Reforms seen sustaining growth

The government said yesterday it was upbeat that reforms will sustain the growth rate of the Greek economy at least until 2010, despite the continuing slowdown in its main engine of expansion in recent years, the private construction sector. «It is estimated that the widening of the tax base and the battle against tax evasion will more than offset the revenue shortfall from a cut in income tax rates. As a result, public revenues are projected to grow by 2.4 percent, while there will be a cut in expenditures, except those for social policy which will go up by 2 percent of gross domestic product. The above, combined with a rise in exports, creates conditions for the growth rate to reach 4 percent by 2010,» Economy Minister Giorgos Alogoskoufis told the parliamentary Economic Affairs Committee on the updated Stability and Growth Program for the 2007-2010 period. On these assumptions, the government projects a rise in real incomes, a fall in unemployment to 6 percent from 7.9 percent now and a drop in inflation, Alogoskoufis said. The government’s baseline scenario assumes stable world oil prices and a limited impact from credit market woes.

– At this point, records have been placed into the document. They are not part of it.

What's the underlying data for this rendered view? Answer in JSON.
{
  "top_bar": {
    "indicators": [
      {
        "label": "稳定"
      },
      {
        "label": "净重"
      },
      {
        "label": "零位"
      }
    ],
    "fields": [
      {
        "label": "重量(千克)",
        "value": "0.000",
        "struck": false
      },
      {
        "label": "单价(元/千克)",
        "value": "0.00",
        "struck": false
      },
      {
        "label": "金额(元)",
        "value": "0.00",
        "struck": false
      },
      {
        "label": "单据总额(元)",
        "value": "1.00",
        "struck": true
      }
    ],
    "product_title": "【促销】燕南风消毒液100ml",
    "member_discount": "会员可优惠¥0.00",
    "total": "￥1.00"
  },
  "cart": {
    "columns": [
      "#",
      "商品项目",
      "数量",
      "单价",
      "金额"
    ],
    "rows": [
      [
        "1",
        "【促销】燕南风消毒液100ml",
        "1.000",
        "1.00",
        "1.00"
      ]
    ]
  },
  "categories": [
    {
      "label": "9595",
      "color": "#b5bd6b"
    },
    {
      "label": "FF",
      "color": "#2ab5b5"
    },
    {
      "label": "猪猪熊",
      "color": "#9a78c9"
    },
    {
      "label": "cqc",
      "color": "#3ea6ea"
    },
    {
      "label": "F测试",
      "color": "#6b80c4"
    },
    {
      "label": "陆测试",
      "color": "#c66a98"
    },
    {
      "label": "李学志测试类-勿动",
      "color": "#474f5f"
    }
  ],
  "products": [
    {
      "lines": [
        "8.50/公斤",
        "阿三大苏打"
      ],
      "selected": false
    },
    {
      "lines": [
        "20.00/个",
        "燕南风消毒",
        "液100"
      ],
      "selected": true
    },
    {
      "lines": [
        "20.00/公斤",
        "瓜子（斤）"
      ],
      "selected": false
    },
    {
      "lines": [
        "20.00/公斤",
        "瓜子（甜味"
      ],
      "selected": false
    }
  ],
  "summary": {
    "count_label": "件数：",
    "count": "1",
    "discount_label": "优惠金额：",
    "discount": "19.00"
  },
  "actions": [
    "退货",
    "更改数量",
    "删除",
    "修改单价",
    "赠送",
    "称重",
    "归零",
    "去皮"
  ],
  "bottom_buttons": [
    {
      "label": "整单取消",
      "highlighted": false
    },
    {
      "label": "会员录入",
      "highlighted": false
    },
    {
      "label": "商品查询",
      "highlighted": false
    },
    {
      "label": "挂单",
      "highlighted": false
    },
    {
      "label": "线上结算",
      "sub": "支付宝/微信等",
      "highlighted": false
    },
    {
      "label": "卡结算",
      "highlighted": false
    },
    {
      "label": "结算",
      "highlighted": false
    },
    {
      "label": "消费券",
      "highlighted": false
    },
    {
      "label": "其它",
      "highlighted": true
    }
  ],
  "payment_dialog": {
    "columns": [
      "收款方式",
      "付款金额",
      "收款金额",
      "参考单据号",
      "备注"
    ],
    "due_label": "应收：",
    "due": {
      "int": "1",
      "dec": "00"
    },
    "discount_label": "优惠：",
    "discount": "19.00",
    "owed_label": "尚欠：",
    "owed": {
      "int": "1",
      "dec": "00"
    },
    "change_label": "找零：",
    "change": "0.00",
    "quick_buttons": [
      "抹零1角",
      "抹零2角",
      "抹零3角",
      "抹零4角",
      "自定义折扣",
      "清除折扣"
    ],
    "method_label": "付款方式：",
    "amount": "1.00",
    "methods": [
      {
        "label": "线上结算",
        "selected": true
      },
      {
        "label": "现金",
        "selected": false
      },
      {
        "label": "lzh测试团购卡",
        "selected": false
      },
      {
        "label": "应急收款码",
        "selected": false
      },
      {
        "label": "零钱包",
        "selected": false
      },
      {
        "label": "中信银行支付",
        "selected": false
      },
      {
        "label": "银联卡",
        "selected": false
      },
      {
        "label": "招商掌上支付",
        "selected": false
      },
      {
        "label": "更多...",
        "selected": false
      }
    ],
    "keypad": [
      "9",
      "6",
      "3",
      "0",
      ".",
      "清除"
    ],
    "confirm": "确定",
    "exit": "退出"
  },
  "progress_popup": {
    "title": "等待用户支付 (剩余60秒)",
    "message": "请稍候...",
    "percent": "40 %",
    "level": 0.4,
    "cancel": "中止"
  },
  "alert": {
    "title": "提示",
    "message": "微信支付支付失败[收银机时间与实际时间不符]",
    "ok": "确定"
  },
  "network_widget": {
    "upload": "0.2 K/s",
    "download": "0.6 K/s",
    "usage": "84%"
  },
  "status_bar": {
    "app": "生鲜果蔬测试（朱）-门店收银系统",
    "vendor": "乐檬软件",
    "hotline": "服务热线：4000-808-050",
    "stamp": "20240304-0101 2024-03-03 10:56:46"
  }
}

The growth rate for 2007 is estimated at 4.1 percent. Household borrowing In response, main opposition PASOK deputy Yiannis Magriotis said the current high growth rates of the economy are mainly based on excessive household borrowing and strong demand for private housing, while the current account deficit undermines future growth. «I accept that the private housing sector played an important role in growth in 2005 and 2006 but not in 2007. Nor do we anticipate a recovery in private housing investment in 2008… The current account balance is underpinned by capital inflows, not borrowing,» replied Alogoskoufis. Louka Katseli, another PASOK deputy, countered that capital inflows did not affect the net direct investment balance but were short-term movements, which are very volatile. «This is why we have such high fluctuations in stock market prices,» she argued. «Investment inflows, whether direct or portfolio, are of a permanent nature in this country for a number of reasons, including the business environment, developments abroad and the strong shipping sector. It is not possible for a large surplus in the capital account to be short-term and speculative,» replied Alogoskoufis.